Octava exposición pictórica virtual: «Paisaje de Paradojas» del artista Israel Nazario.
Israel Nazario
Israel Nazario sabe, como Ítalo Calvino, que una parte fundamental de su obra consiste en “quitar peso” a la estructura, en simplificar o editar su trabajo, pues intuye que igualmente puede explorar las inacabables posibilidades de expresión con sólo un par de elementos que sumergido en la más absoluta complejidad. Por eso –y porque se considera incapaz de más– se limita a tomar un punto, un árbol, y perderlo, con toda la gracia y contundencia que le sea posible, sobre el espacio limitado del lienzo blanco. En este sentido es un especialista: lleva años realizando este ejercicio de apariencia sencilla, explorando las facultades ocultas de la misma frugal combinación de elementos, “construyendo” lienzos con solo un par de componentes para estudiar, con ello, las posibilidades de extrapolar el erotismo a una imagen no erótica como lo es un árbol.
No importa que el árbol sea a la vez falo y matriz, un símbolo doble con cargas sexuales complementarias, opuestas: en las pinturas de Israel Nazario es deliberadamente femenino, quizás (sin que el autor deba saberlo) por que en variadas culturas se asemeja a los árboles frutales con mujeres fecundas y en tribus de todas direcciones se supone a éstos como nuestros antepasados míticos. Los yakutas, por ejemplo, hablan de un árbol majestuoso ubicado en el ombligo del mundo. Se trata de uno cuya cima atraviesa el cielo, por cuyas ramas corre un líquido divino, que se encuentra en la Tierra desde tiempos remotísimos, previos a nuestra especie. Cuando el primer hombre por fin existió, se acercó al árbol severo para descubrir que en su tronco tenía una cavidad donde se admiraba, hasta la cintura, la figura de una mujer desnuda: desde entonces estamos emparentados.

Descendemos de los árboles, sea porque mitologías diversísimas así lo suponen o porque de ellos bajamos cuando adquirimos verticalidad, cuando nos volvimos humanos.
Quizá Israel Nazario no busque tocar –por lo menos no conscientemente– esta gama inmensa de significación, pero lo hace incluso a pesar suyo. Seguramente esto ocurre pues existe cierta univocidad de los símbolos, cierto consenso entre lo que cada objeto de la realidad puede o no representar por el solo hecho de ser lo que es.
Árbol es mujer, cosa cierta alrededor del globo, pero Nazario no deriva de ello una madre cariñosa sino una amante vehemente. Nuestro autor pertenece al clan de los yakutas: él ha sido seducido como éstos, también ha visto una mujer desnuda en la comisura de algún tronco o en el parecido innegable que algunos de estos tienen con el pubis de la hembra humana. Y no sólo allí: así en las colinas, en los valles, en las fosas. En otras palabras: en las formas.
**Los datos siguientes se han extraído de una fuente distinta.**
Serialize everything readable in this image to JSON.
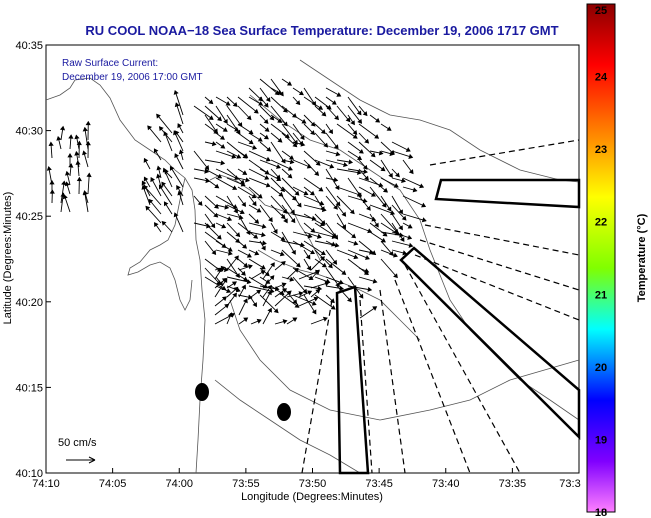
{
  "chart_data": {
    "type": "vector-field-map",
    "title": "RU COOL  NOAA−18  Sea Surface Temperature:  December 19, 2006 1717 GMT",
    "xlabel": "Longitude (Degrees:Minutes)",
    "ylabel": "Latitude (Degrees:Minutes)",
    "x_ticks": [
      "74:10",
      "74:05",
      "74:00",
      "73:55",
      "73:50",
      "73:45",
      "73:40",
      "73:35",
      "73:3"
    ],
    "y_ticks": [
      "40:35",
      "40:30",
      "40:25",
      "40:20",
      "40:15",
      "40:10"
    ],
    "xlim_minutes_west": [
      10,
      30
    ],
    "ylim_minutes_north": [
      10,
      35
    ],
    "annotation_lines": [
      "Raw Surface Current:",
      "December 19, 2006 17:00 GMT"
    ],
    "scale_label": "50 cm/s",
    "colorbar": {
      "label": "Temperature (°C)",
      "ticks": [
        "25",
        "24",
        "23",
        "22",
        "21",
        "20",
        "19",
        "18"
      ],
      "range": [
        18,
        25
      ],
      "colors": [
        "#8b0000",
        "#ff0000",
        "#ff8000",
        "#ffff00",
        "#80ff00",
        "#00ffff",
        "#0000ff",
        "#8000ff",
        "#ff80ff"
      ]
    },
    "buoys": [
      {
        "lon_min": 59.0,
        "lat_min": 14.7
      },
      {
        "lon_min": 52.4,
        "lat_min": 13.5
      }
    ]
  }
}
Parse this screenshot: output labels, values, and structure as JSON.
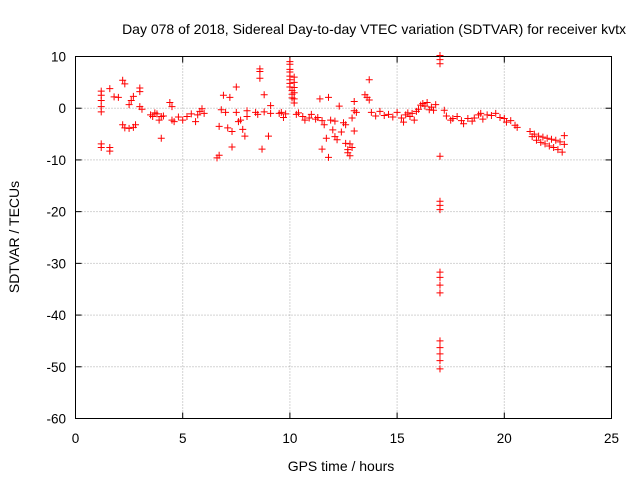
{
  "chart_data": {
    "type": "scatter",
    "title": "Day 078 of 2018, Sidereal Day-to-day VTEC variation (SDTVAR) for receiver kvtx",
    "xlabel": "GPS time / hours",
    "ylabel": "SDTVAR / TECUs",
    "xlim": [
      0,
      25
    ],
    "ylim": [
      -60,
      10
    ],
    "xticks": [
      0,
      5,
      10,
      15,
      20,
      25
    ],
    "yticks": [
      -60,
      -50,
      -40,
      -30,
      -20,
      -10,
      0,
      10
    ],
    "xtick_labels": [
      "0",
      "5",
      "10",
      "15",
      "20",
      "25"
    ],
    "ytick_labels": [
      "-60",
      "-50",
      "-40",
      "-30",
      "-20",
      "-10",
      "0",
      "10"
    ],
    "grid": true,
    "marker": "+",
    "color": "#ff0000",
    "series": [
      {
        "name": "SDTVAR",
        "points": [
          [
            1.2,
            3.3
          ],
          [
            1.2,
            2.5
          ],
          [
            1.2,
            1.5
          ],
          [
            1.2,
            0.3
          ],
          [
            1.2,
            -0.7
          ],
          [
            1.2,
            -6.9
          ],
          [
            1.2,
            -7.6
          ],
          [
            1.6,
            -7.6
          ],
          [
            1.6,
            -8.3
          ],
          [
            1.6,
            3.8
          ],
          [
            1.8,
            2.2
          ],
          [
            2.0,
            2.1
          ],
          [
            2.2,
            5.4
          ],
          [
            2.3,
            4.7
          ],
          [
            2.2,
            -3.2
          ],
          [
            2.3,
            -3.8
          ],
          [
            2.5,
            -3.9
          ],
          [
            2.5,
            0.7
          ],
          [
            2.6,
            1.5
          ],
          [
            2.7,
            2.3
          ],
          [
            2.7,
            -3.7
          ],
          [
            2.8,
            -3.2
          ],
          [
            3.0,
            3.9
          ],
          [
            3.0,
            3.2
          ],
          [
            3.0,
            0.3
          ],
          [
            3.1,
            -0.2
          ],
          [
            3.5,
            -1.3
          ],
          [
            3.6,
            -1.6
          ],
          [
            3.7,
            -0.9
          ],
          [
            3.8,
            -1.1
          ],
          [
            3.9,
            -2.3
          ],
          [
            4.0,
            -1.6
          ],
          [
            4.0,
            -5.8
          ],
          [
            4.1,
            -1.5
          ],
          [
            4.4,
            1.1
          ],
          [
            4.5,
            0.3
          ],
          [
            4.5,
            -2.3
          ],
          [
            4.6,
            -2.6
          ],
          [
            4.8,
            -1.7
          ],
          [
            5.0,
            -2.3
          ],
          [
            5.2,
            -1.6
          ],
          [
            5.4,
            -1.1
          ],
          [
            5.6,
            -2.6
          ],
          [
            5.7,
            -1.3
          ],
          [
            5.8,
            -0.6
          ],
          [
            5.9,
            -0.1
          ],
          [
            6.0,
            -1.0
          ],
          [
            6.6,
            -9.6
          ],
          [
            6.7,
            -9.1
          ],
          [
            6.7,
            -3.5
          ],
          [
            6.8,
            -0.3
          ],
          [
            6.9,
            2.5
          ],
          [
            7.0,
            -0.8
          ],
          [
            7.1,
            -3.8
          ],
          [
            7.2,
            2.1
          ],
          [
            7.3,
            -7.5
          ],
          [
            7.3,
            -4.5
          ],
          [
            7.5,
            4.1
          ],
          [
            7.5,
            -0.8
          ],
          [
            7.6,
            -2.6
          ],
          [
            7.7,
            -2.3
          ],
          [
            7.8,
            -4.1
          ],
          [
            7.9,
            -5.4
          ],
          [
            8.0,
            -1.6
          ],
          [
            8.0,
            -0.5
          ],
          [
            8.4,
            -0.8
          ],
          [
            8.5,
            -1.2
          ],
          [
            8.6,
            7.6
          ],
          [
            8.6,
            7.1
          ],
          [
            8.6,
            5.8
          ],
          [
            8.7,
            -7.9
          ],
          [
            8.8,
            2.6
          ],
          [
            8.8,
            -0.7
          ],
          [
            9.0,
            -5.4
          ],
          [
            9.1,
            -1.0
          ],
          [
            9.1,
            0.5
          ],
          [
            9.5,
            -1.0
          ],
          [
            9.6,
            -0.8
          ],
          [
            9.7,
            -1.8
          ],
          [
            9.8,
            -1.1
          ],
          [
            10.0,
            9.0
          ],
          [
            10.0,
            8.5
          ],
          [
            10.0,
            7.5
          ],
          [
            10.0,
            7.0
          ],
          [
            10.0,
            6.2
          ],
          [
            10.0,
            5.5
          ],
          [
            10.0,
            4.8
          ],
          [
            10.0,
            4.1
          ],
          [
            10.1,
            3.4
          ],
          [
            10.1,
            2.7
          ],
          [
            10.1,
            2.0
          ],
          [
            10.2,
            6.0
          ],
          [
            10.2,
            5.0
          ],
          [
            10.2,
            4.0
          ],
          [
            10.2,
            3.0
          ],
          [
            10.2,
            1.8
          ],
          [
            10.2,
            1.0
          ],
          [
            10.3,
            -1.2
          ],
          [
            10.4,
            -0.9
          ],
          [
            10.6,
            -1.6
          ],
          [
            10.7,
            -2.3
          ],
          [
            10.9,
            -1.9
          ],
          [
            11.0,
            -1.2
          ],
          [
            11.2,
            -2.1
          ],
          [
            11.3,
            -1.8
          ],
          [
            11.4,
            1.8
          ],
          [
            11.5,
            -2.4
          ],
          [
            11.5,
            -7.9
          ],
          [
            11.6,
            -3.2
          ],
          [
            11.7,
            -5.8
          ],
          [
            11.8,
            2.1
          ],
          [
            11.8,
            -9.5
          ],
          [
            11.9,
            -2.3
          ],
          [
            12.0,
            -4.2
          ],
          [
            12.1,
            -5.5
          ],
          [
            12.1,
            -2.5
          ],
          [
            12.2,
            -6.1
          ],
          [
            12.3,
            0.4
          ],
          [
            12.4,
            -4.6
          ],
          [
            12.5,
            -2.8
          ],
          [
            12.6,
            -3.2
          ],
          [
            12.6,
            -6.8
          ],
          [
            12.7,
            -8.0
          ],
          [
            12.7,
            -8.6
          ],
          [
            12.8,
            -9.2
          ],
          [
            12.8,
            -6.9
          ],
          [
            12.9,
            -7.6
          ],
          [
            12.9,
            -1.9
          ],
          [
            13.0,
            -0.5
          ],
          [
            13.0,
            1.3
          ],
          [
            13.0,
            -4.4
          ],
          [
            13.1,
            -0.8
          ],
          [
            13.5,
            2.6
          ],
          [
            13.6,
            2.1
          ],
          [
            13.7,
            1.6
          ],
          [
            13.7,
            5.5
          ],
          [
            13.8,
            -0.8
          ],
          [
            14.0,
            -1.5
          ],
          [
            14.2,
            -0.6
          ],
          [
            14.4,
            -1.4
          ],
          [
            14.6,
            -1.2
          ],
          [
            14.8,
            -1.7
          ],
          [
            15.0,
            -0.8
          ],
          [
            15.2,
            -1.9
          ],
          [
            15.3,
            -2.7
          ],
          [
            15.4,
            -1.3
          ],
          [
            15.5,
            -0.9
          ],
          [
            15.6,
            -1.6
          ],
          [
            15.7,
            -1.0
          ],
          [
            15.8,
            -2.3
          ],
          [
            15.9,
            -0.6
          ],
          [
            16.0,
            -0.2
          ],
          [
            16.1,
            0.6
          ],
          [
            16.2,
            0.9
          ],
          [
            16.3,
            0.4
          ],
          [
            16.4,
            1.1
          ],
          [
            16.5,
            -0.3
          ],
          [
            16.6,
            0.2
          ],
          [
            16.7,
            -0.4
          ],
          [
            16.8,
            0.7
          ],
          [
            17.0,
            10.2
          ],
          [
            17.0,
            9.4
          ],
          [
            17.0,
            8.6
          ],
          [
            17.0,
            -9.3
          ],
          [
            17.0,
            -18.0
          ],
          [
            17.0,
            -18.8
          ],
          [
            17.0,
            -19.6
          ],
          [
            17.0,
            -31.7
          ],
          [
            17.0,
            -32.7
          ],
          [
            17.0,
            -34.2
          ],
          [
            17.0,
            -35.7
          ],
          [
            17.0,
            -45.0
          ],
          [
            17.0,
            -46.3
          ],
          [
            17.0,
            -47.5
          ],
          [
            17.0,
            -48.8
          ],
          [
            17.0,
            -50.4
          ],
          [
            17.2,
            -0.4
          ],
          [
            17.3,
            -1.5
          ],
          [
            17.5,
            -2.3
          ],
          [
            17.6,
            -2.0
          ],
          [
            17.8,
            -1.6
          ],
          [
            18.0,
            -2.4
          ],
          [
            18.1,
            -3.0
          ],
          [
            18.3,
            -2.0
          ],
          [
            18.5,
            -2.5
          ],
          [
            18.6,
            -1.9
          ],
          [
            18.8,
            -1.3
          ],
          [
            18.9,
            -1.0
          ],
          [
            19.0,
            -2.1
          ],
          [
            19.2,
            -1.3
          ],
          [
            19.4,
            -1.4
          ],
          [
            19.6,
            -1.0
          ],
          [
            19.8,
            -1.8
          ],
          [
            20.0,
            -2.0
          ],
          [
            20.1,
            -2.7
          ],
          [
            20.3,
            -2.4
          ],
          [
            20.5,
            -3.3
          ],
          [
            20.6,
            -3.7
          ],
          [
            21.2,
            -4.5
          ],
          [
            21.3,
            -5.5
          ],
          [
            21.4,
            -5.0
          ],
          [
            21.5,
            -6.2
          ],
          [
            21.6,
            -5.4
          ],
          [
            21.7,
            -6.6
          ],
          [
            21.8,
            -5.6
          ],
          [
            21.9,
            -6.9
          ],
          [
            22.0,
            -5.8
          ],
          [
            22.1,
            -7.3
          ],
          [
            22.2,
            -6.0
          ],
          [
            22.3,
            -7.6
          ],
          [
            22.4,
            -6.2
          ],
          [
            22.5,
            -8.0
          ],
          [
            22.6,
            -6.5
          ],
          [
            22.7,
            -8.5
          ],
          [
            22.8,
            -5.3
          ],
          [
            22.8,
            -7.0
          ]
        ]
      }
    ]
  }
}
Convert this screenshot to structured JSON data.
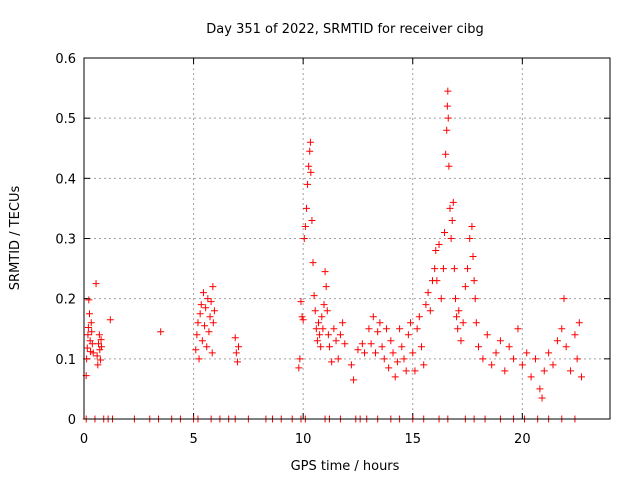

Desde luego que la labor de Israel Nazario no consiste simplemente en emular paisajes broncos que claman por una civilización elegante y estética. Allí están, para probarlo, sus vistas aéreas, que más que paisajes parecen abstractos, y los abstractos pretenden más que representar fidedignamente la realidad: ambicionan que la esencia de las formas hable por sí sola, desprovista de un tema que sólo funja como pretexto o pre-lienzo para solucionar los retos de la técnica, de la expresión. Un abstracto intenta espulgar las formas primigenias de la imagen para hacer una metáfora de cierto tema utilizando sólo los componentes mínimos, adecuados.
Así Nazario: en su aparente rendición –pintar paisajes– se oculta un gesto revolucionario: cargar los atributos de algo en otra cosa, mudar el significado de significante, trasladar un valor a cierto objeto, aprovechar las similitudes, develar los universales. ¿Qué sentido tendría, si el arte es representación de la realidad, ver “negro” y decir “negro”? ¿Qué valor poseería la obra literal, aquella que no aporta ningún atributo a la realidad misma? Israel Nazario tiene fe en que, cuando menos en pintura, para llegar al blanco la flecha no debe ir cierta hasta él, sino que debe pasearse por el bosque antes de arremeter contra el objetivo.